Cost growth at 4–5% a year is normal. Cost growth at 4–5% a year while operating revenue is held flat by 1976 statute, deducted by universal vouchers, and frozen by a 2025 budget bill is what makes a forecast look like a crisis. — On the cumulative effect of HB 920, HB 33, and HB 96

What the forecast actually shows for FY27 through FY30

The four forces converge in a five-year window. The cash reserve is exhausted. The CBAs reopen. The state funding formula sits frozen. The capital tail of the 2019 bond program is fully landed. Revenue inflation is statutory zero. Cost growth runs on contract.

⸺ The trajectory, in three numbers

The cash balance breaches the policy floor in FY27, falls to 19% in FY28, and turns negative by FY30.

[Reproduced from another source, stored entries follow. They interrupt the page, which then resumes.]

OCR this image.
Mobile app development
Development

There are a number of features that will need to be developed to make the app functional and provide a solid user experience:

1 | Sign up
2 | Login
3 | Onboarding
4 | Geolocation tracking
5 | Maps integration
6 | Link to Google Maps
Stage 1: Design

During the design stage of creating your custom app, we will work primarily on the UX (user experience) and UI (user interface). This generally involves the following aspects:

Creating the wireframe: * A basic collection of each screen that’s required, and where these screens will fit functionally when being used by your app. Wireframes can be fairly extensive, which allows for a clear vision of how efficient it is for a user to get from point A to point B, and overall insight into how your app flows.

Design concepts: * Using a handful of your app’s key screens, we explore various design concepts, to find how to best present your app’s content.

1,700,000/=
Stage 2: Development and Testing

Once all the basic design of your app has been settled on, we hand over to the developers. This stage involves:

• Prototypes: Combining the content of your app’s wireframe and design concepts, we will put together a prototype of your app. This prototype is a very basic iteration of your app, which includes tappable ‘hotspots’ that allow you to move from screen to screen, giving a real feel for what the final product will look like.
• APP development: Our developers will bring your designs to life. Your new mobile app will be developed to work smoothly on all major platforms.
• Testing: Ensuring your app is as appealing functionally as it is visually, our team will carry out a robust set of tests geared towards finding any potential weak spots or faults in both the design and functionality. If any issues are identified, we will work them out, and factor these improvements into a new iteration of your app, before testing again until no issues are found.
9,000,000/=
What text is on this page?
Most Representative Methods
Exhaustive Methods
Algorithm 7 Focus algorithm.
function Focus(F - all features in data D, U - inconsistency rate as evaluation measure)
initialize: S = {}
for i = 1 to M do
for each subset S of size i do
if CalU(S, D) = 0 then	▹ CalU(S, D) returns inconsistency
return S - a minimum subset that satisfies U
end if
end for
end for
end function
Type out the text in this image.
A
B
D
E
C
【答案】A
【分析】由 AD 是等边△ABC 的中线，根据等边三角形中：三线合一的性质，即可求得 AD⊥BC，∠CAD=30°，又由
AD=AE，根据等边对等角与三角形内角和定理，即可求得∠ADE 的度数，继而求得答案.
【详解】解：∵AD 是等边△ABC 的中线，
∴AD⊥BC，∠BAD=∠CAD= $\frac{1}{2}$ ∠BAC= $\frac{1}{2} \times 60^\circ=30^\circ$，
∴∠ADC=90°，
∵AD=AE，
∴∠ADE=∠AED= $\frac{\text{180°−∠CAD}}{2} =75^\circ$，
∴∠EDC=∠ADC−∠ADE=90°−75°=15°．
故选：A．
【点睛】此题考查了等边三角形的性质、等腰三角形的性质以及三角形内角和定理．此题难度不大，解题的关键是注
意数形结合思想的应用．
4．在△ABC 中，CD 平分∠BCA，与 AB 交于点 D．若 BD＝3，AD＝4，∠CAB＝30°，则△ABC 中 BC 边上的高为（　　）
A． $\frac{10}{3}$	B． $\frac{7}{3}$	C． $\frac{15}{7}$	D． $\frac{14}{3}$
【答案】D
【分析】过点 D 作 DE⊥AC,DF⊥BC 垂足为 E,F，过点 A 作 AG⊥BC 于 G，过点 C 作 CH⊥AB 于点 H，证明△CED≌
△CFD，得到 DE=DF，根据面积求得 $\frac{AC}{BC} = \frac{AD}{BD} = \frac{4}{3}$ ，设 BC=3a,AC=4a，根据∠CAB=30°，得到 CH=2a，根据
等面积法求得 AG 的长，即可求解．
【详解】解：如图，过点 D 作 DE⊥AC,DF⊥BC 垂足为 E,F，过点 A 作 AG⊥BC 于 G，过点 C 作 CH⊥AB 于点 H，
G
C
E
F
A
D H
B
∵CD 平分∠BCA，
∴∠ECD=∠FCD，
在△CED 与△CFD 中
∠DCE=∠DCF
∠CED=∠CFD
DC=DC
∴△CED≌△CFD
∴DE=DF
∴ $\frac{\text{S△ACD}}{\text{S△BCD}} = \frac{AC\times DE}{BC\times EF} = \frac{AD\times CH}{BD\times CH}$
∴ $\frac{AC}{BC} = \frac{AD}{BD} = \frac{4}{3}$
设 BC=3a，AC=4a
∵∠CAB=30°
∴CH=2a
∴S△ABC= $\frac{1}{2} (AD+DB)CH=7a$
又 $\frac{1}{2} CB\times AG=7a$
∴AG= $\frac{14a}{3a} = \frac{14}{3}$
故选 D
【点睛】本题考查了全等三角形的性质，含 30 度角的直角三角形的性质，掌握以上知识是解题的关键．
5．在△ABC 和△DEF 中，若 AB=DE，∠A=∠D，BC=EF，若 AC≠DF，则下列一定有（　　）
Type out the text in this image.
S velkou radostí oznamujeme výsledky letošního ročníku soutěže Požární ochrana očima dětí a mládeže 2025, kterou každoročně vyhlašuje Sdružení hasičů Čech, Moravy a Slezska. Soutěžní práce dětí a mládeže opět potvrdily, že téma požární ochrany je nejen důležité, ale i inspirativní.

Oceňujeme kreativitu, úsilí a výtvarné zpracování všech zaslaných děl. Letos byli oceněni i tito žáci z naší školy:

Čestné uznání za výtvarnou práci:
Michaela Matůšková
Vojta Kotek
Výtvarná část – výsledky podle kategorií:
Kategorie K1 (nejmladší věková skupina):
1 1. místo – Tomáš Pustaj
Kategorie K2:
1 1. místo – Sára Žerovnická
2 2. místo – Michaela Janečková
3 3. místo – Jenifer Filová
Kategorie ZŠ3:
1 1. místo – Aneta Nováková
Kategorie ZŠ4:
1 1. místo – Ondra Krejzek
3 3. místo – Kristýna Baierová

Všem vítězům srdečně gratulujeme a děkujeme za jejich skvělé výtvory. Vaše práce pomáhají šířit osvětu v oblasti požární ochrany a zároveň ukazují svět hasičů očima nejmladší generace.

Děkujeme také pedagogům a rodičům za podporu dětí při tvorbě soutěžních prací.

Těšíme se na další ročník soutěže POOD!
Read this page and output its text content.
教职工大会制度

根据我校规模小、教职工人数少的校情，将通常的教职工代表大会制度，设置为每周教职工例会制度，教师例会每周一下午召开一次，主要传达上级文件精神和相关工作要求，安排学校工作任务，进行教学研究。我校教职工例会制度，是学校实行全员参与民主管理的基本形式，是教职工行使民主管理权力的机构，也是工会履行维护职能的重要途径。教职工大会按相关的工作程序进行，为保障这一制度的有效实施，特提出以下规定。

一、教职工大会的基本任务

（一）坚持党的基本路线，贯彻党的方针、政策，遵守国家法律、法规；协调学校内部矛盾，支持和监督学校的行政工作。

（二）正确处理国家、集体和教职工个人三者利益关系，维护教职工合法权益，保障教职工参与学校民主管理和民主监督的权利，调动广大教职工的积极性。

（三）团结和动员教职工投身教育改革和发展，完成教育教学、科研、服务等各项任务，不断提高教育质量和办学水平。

The October 2025 forecast pushes the projected negative-balance year out by one fiscal year compared to the May 2025 forecast (slide 19) — the trajectory is improving, not worsening. But the structural pressure remains.

FY27
Cash balance breaches the board's 25% policy floor.
19%
Projected FY28 cash balance — six points below policy.
−10%
Projected FY30 cash balance. Negative.

The board's choices, in the order they're being made

What the forecast assumes, in plain language

Wages will rise about 5% / year combined. 3% base + 2% step movement, year after year. This is the largest line and it is contractual.
Health insurance will rise 10% / year, every year. The forecast does not assume the trend cools. At Sycamore's scale that's roughly $1M of new cost annually.
Purchased Services rises 8% in FY26, then drops 4.3% in FY27 when Instructional Coaches are eliminated, then settles at 3.5% / year — meaning the FY27 dip is itself a programmatic cut, not a market shift.
$4.235M / year leaves the General Fund permanently as transfers to the Permanent Improvement Fund and Athletic Fund — every year of the forecast.
Operating revenue is essentially flat after the FY26 reappraisal bump. The 11% one-time step in FY26 reflects the 2026 mid-cycle property-value update; HB 920 holds nominal revenue from voted operating millage flat across the rest of the forecast horizon.
⸺ The honest framing

The expenditure growth Sycamore is experiencing is mostly the predictable arithmetic of contracts and medical inflation acting on an 81%-personnel cost structure — the same arithmetic every Ohio suburban district lives with. The crisis the forecast depicts is not a spending crisis. It is a revenue crisis whose three largest components — HB 920, HB 33, and HB 96 — were authored in Columbus, not Cincinnati.